A new French-built terminal, which can serve 1.5 million passengers a year, was opened on 3 September 2014. France provided Tajikistan a long-term, low-interest €20 million loan. Tajikistan's own contribution was €19 million.
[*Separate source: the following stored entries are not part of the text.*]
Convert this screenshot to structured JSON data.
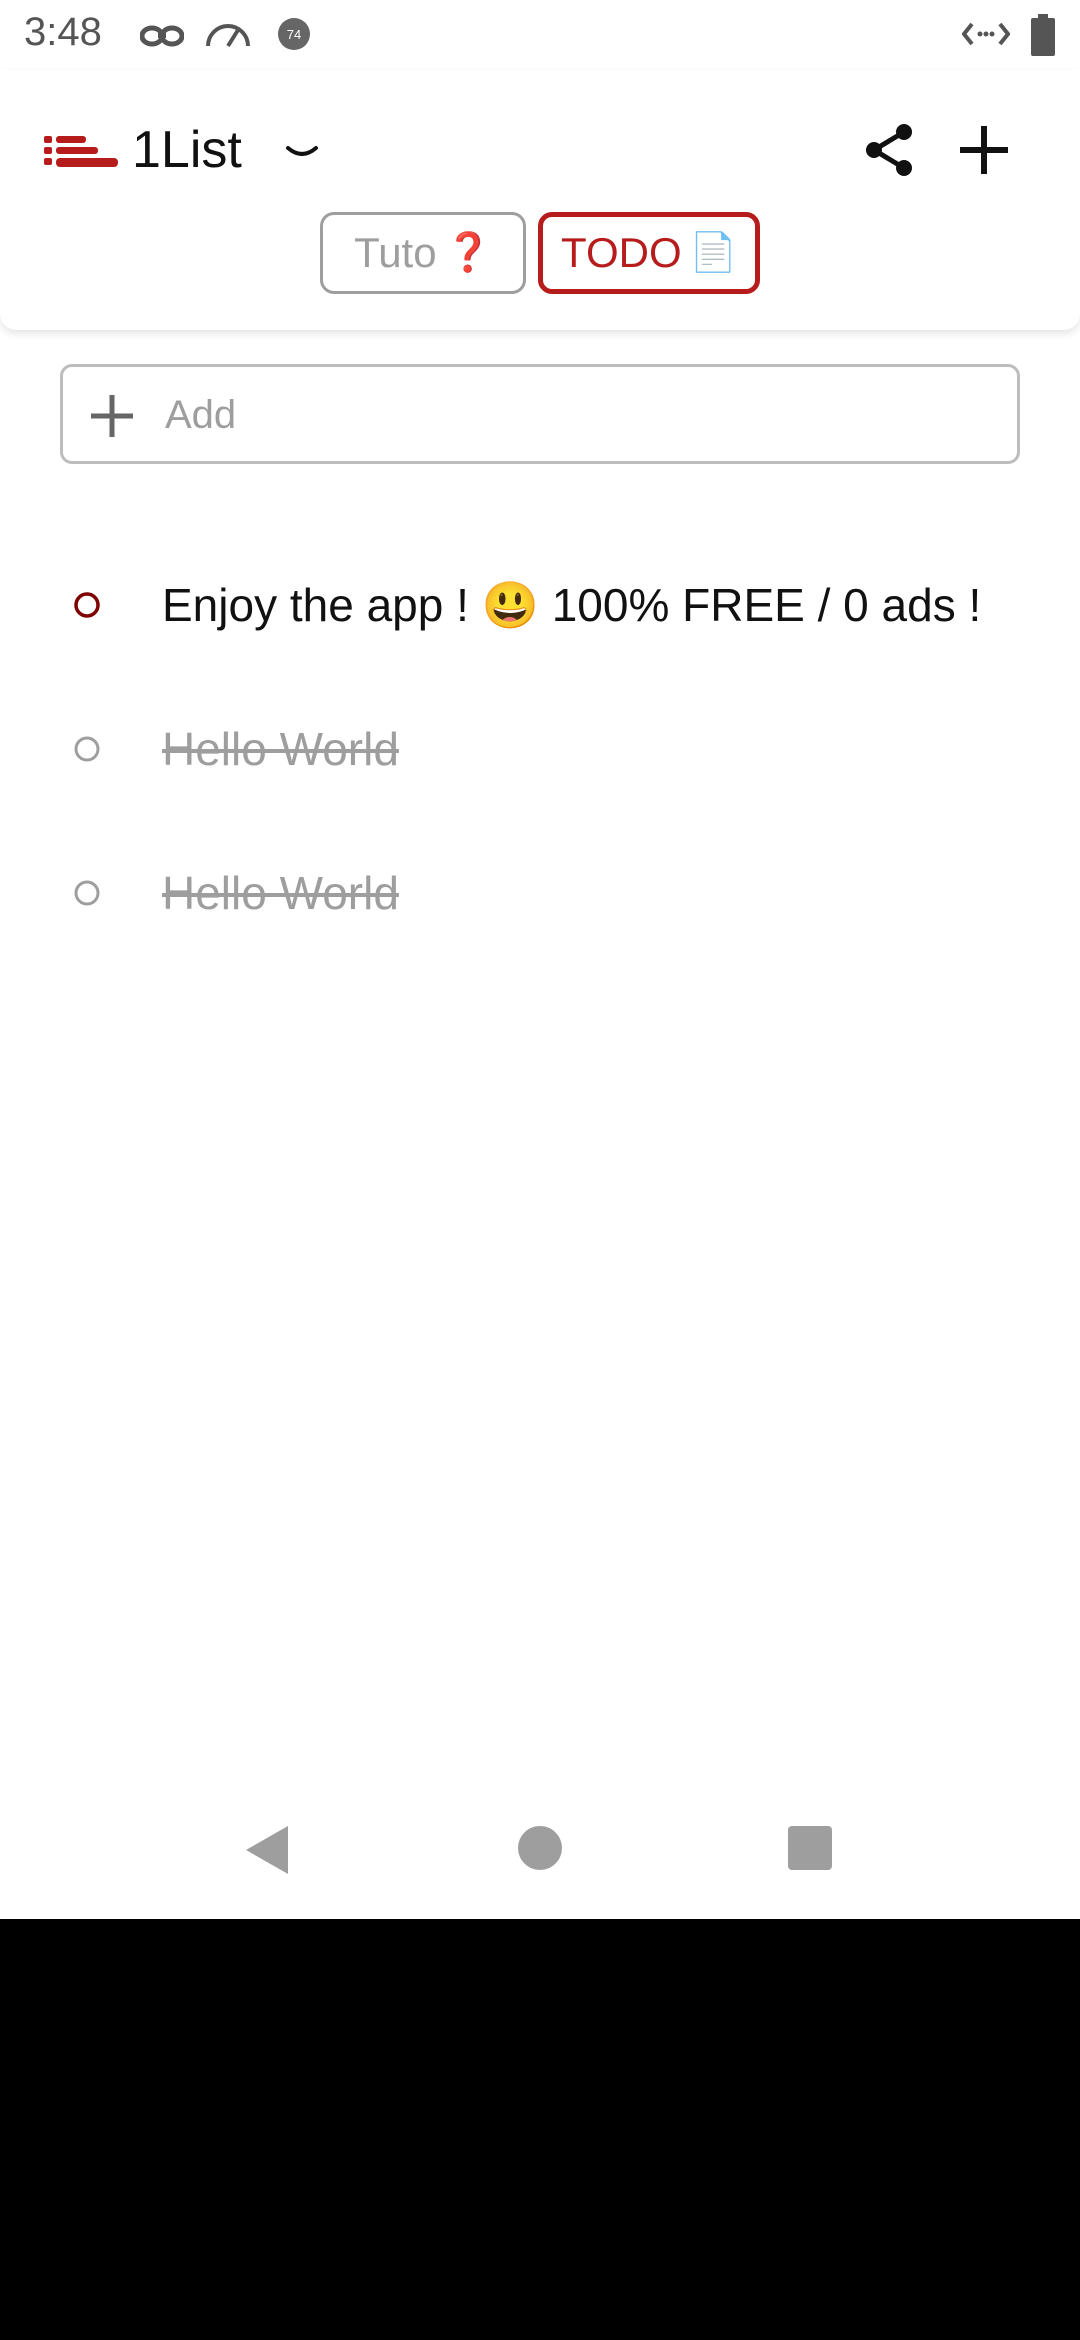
{
  "status_bar": {
    "time": "3:48",
    "left_icons": [
      "incognito-icon",
      "speedometer-icon",
      "notification-count-icon"
    ],
    "notification_count": "74",
    "right_icons": [
      "data-saver-icon",
      "battery-icon"
    ]
  },
  "app_bar": {
    "title": "1List",
    "logo_icon": "list-logo-icon",
    "dropdown_icon": "chevron-down-icon",
    "actions": [
      "share-icon",
      "plus-icon"
    ]
  },
  "tabs": [
    {
      "label": "Tuto",
      "emoji": "❓",
      "selected": false
    },
    {
      "label": "TODO",
      "emoji": "📄",
      "selected": true
    }
  ],
  "add_field": {
    "placeholder": "Add",
    "value": ""
  },
  "items": [
    {
      "text": "Enjoy the app ! 😃 100% FREE / 0 ads !",
      "done": false
    },
    {
      "text": "Hello World",
      "done": true
    },
    {
      "text": "Hello World",
      "done": true
    }
  ],
  "nav_bar": [
    "back-icon",
    "home-icon",
    "recents-icon"
  ],
  "colors": {
    "accent": "#b71c1c",
    "done_text": "#9e9e9e",
    "background": "#ffffff"
  }
}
==Airlines and destinations==

===Passenger===

| Airlines | Destinations |
|---|---|
| Air Astana | Almaty |
| Azerbaijan Airlines | Baku |
| Centrum Air | Tashkent |
| China Southern Airlines | Beijing–Daxing,^{[citation needed]} Ürümqi,^{[citation needed]} Xi'an |
| flydubai | Dubai–International |
| FlyOne | Yerevan (begins 22 August 2026) |
| Jazeera Airways | Kuwait City^{[citation needed]} |
| Kish Airlines | Seasonal charter: Kish |
| Loong Air | Xi'an |
| Nordwind Airlines | Ufa, Kazan, Tyumen |
| Raimon Airways | Mashhad |
| Red Wings Airlines | Makhachkala |
| Somon Air | Almaty,^{[citation needed]} Astana, Bishkek–Manas, Delhi, Doha,^{[citation needed]} Dubai–International, Islamabad,^{[citation needed]} Istanbul, Jeddah,^{[citation needed]} Kazan, Khujand, Krasnoyarsk–International, Makhachkala, Mineralnye Vody, Minsk, Moscow–Domodedovo, Moscow–Zhukovsky, Munich, Novosibirsk, Samara, Sochi, Tashkent,^{[citation needed]} Tbilisi, Tehran–Imam Khomeini, Trabzon,^{[citation needed]} Ufa, Ürümqi, Yekaterinburg Seasonal charter: Sharm El Sheikh, |
| Tajik Air | Khorog, Kulob, Panjakent, Rasht, Gharm |
| Turkish Airlines | Istanbul |
| Ural Airlines | Krasnodar, Ufa,Moscow–Domodedovo,Samara, Yekaterinburg, Kazan, Krasnoyarsk–International, St. Petersburg, Moscow-Zhukovsky, Mineralnye Vody, Irkutsk,^{[citation needed]} Sochi, Chelyabinsk |
| S7 Airlines | Novosibirsk |
| Uzbekistan Airways | Tashkent^{[citation needed]} |
| Utair | Moscow Vnukovo |
| Varesh Airlines | Mashhad, Tehran–Imam Khomeini |

===Cargo===

| Airlines | Destinations |
|---|---|
| My Freighter | Tashkent |

== Technical data ==
The structure, located at an altitude of 785 m / 2575 ft above sea level, is equipped with a single terminal and a single landing runway with an asphalt surface, 3 112 m long and 45 m wide (10 170 × 147 ft) with 09/27 orientation.

The airport is also equipped with a 90 × 45 m stand for helicopters weighing up to 12 tons.